Intravenöse Injektion durch erfahrene und fachgerecht ausgebildete medizinisch-technische Assistenten als Behandlungsfehler ?


Das Urteil nimmt zu der Frage Stellung, inwieweit die Übertragung intravenöser Injektionen zur Vorbereitung von Diagnosemaßnahmen auf erfahrene und fachgerecht ausgebildete Assistenten, die jedoch nicht Ärzte sind, einen Behandlungsfehler darstellt.

Fall:

Die Parteien streiten über einen Schmerzensgeldanspruch in Folge einer fehlerhaft ausgeführten intravenösen Injektion, die von einer medizinisch-technischen Radiologie-Assistentin vorgenommen wurde.

Entscheidung:

Die Klage wurde sowohl erstinstanzlich als auch in der zweiten Instanz vom Oberlandesgericht Dresden mit Urteil vom 24.07.2008 abgewiesen.

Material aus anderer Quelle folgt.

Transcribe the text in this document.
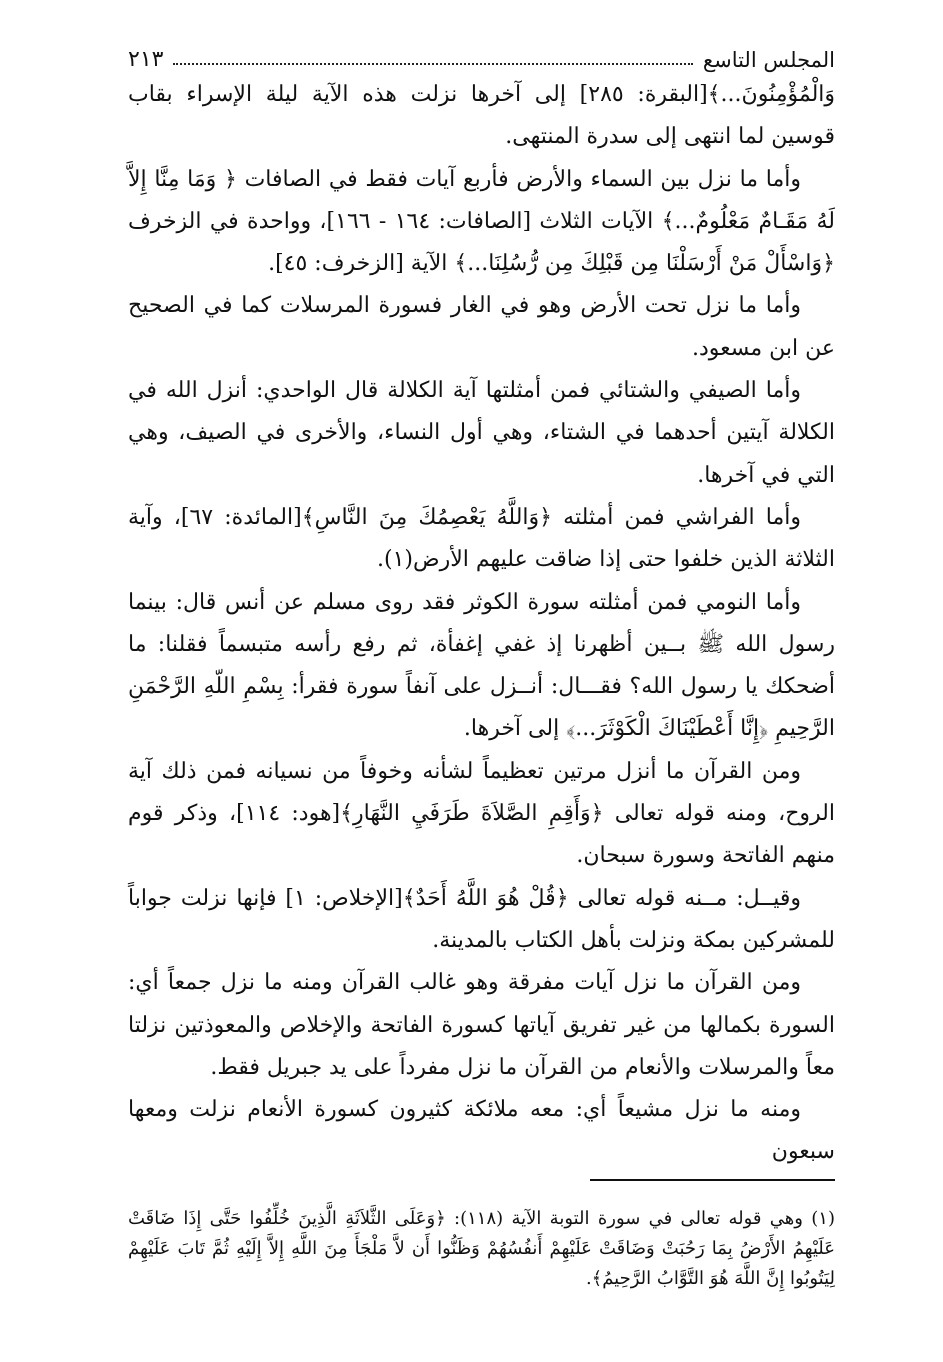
المجلس التاسع
٢١٣

وَالْمُؤْمِنُونَ...﴾[البقرة: ٢٨٥] إلى آخرها نزلت هذه الآية ليلة الإسراء بقاب قوسين لما انتهى إلى سدرة المنتهى.

وأما ما نزل بين السماء والأرض فأربع آيات فقط في الصافات ﴿ وَمَا مِنَّا إِلاَّ لَهُ مَقَـامٌ مَعْلُومٌ...﴾ الآيات الثلاث [الصافات: ١٦٤ - ١٦٦]، وواحدة في الزخرف ﴿وَاسْأَلْ مَنْ أَرْسَلْنَا مِن قَبْلِكَ مِن رُّسُلِنَا...﴾ الآية [الزخرف: ٤٥].

وأما ما نزل تحت الأرض وهو في الغار فسورة المرسلات كما في الصحيح عن ابن مسعود.

وأما الصيفي والشتائي فمن أمثلتها آية الكلالة قال الواحدي: أنزل الله في الكلالة آيتين أحدهما في الشتاء، وهي أول النساء، والأخرى في الصيف، وهي التي في آخرها.

وأما الفراشي فمن أمثلته ﴿وَاللَّهُ يَعْصِمُكَ مِنَ النَّاسِ﴾[المائدة: ٦٧]، وآية الثلاثة الذين خلفوا حتى إذا ضاقت عليهم الأرض(١).

وأما النومي فمن أمثلته سورة الكوثر فقد روى مسلم عن أنس قال: بينما رسول الله ﷺ بــين أظهرنا إذ غفي إغفأة، ثم رفع رأسه متبسماً فقلنا: ما أضحكك يا رسول الله؟ فقـــال: أنــزل على آنفاً سورة فقرأ: بِسْمِ اللّهِ الرَّحْمَنِ الرَّحِيمِ ﴿إِنَّا أَعْطَيْنَاكَ الْكَوْثَرَ...﴾ إلى آخرها.

ومن القرآن ما أنزل مرتين تعظيماً لشأنه وخوفاً من نسيانه فمن ذلك آية الروح، ومنه قوله تعالى ﴿وَأَقِمِ الصَّلاَةَ طَرَفَيِ النَّهَارِ﴾[هود: ١١٤]، وذكر قوم منهم الفاتحة وسورة سبحان.

وقيــل: مــنه قوله تعالى ﴿قُلْ هُوَ اللَّهُ أَحَدٌ﴾[الإخلاص: ١] فإنها نزلت جواباً للمشركين بمكة ونزلت بأهل الكتاب بالمدينة.

ومن القرآن ما نزل آيات مفرقة وهو غالب القرآن ومنه ما نزل جمعاً أي: السورة بكمالها من غير تفريق آياتها كسورة الفاتحة والإخلاص والمعوذتين نزلتا معاً والمرسلات والأنعام من القرآن ما نزل مفرداً على يد جبريل فقط.

ومنه ما نزل مشيعاً أي: معه ملائكة كثيرون كسورة الأنعام نزلت ومعها سبعون

(١) وهي قوله تعالى في سورة التوبة الآية (١١٨): ﴿وَعَلَى الثَّلاَثَةِ الَّذِينَ خُلِّفُوا حَتَّى إِذَا ضَاقَتْ عَلَيْهِمُ الأَرْضُ بِمَا رَحُبَتْ وَضَاقَتْ عَلَيْهِمْ أَنفُسُهُمْ وَظَنُّوا أَن لاَّ مَلْجَأَ مِنَ اللَّهِ إِلاَّ إِلَيْهِ ثُمَّ تَابَ عَلَيْهِمْ لِيَتُوبُوا إِنَّ اللَّهَ هُوَ التَّوَّابُ الرَّحِيمُ﴾.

Zur Begründung führte das Oberlandesgericht Dresden folgendes aus:

Es stellt keinen Behandlungsfehler dar, wenn einer erfahrenen und fachgerecht ausgebildeten medizinisch-technischen Assistentin für Radiologie intravenöse Injektion zur Vorbereitung von Diagnosemaßnahmen übertragen werden, sofern für eine regelmäßige Kontrolle und Überwachung durch den Arzt Sorge getragen wird.  Eine medizinisch-technische Assistentin ist generell berechtigt, unter Aufsicht des verantwortlichen Arztes intravenöse Injektionen vorzunehmen. Zwar stellt eine derartige Injektion einen Eingriff dar, der zum Verantwortungsbereich des Arztes gehört. Es handelt sich hierbei aber nicht um eine Tätigkeit, die auf Grund ihrer Schwierigkeit, Gefährlichkeit oder Unvorhersehbarkeit zwingend von einem Arzt erbracht werden muss.

Anmerkung/Praxishinweis:

Im konkreten Fall war die Besonderheit zu berücksichtigten, dass die betreffende Injektion von dem beauftragten Sachverständigen im Hinblick auf die damit verbundenen Risiken mit einer Blutentnahme, die ebenfalls regelmäßig auf nichtärztliche Fachkräfte übertragen wird, verglichen wurde.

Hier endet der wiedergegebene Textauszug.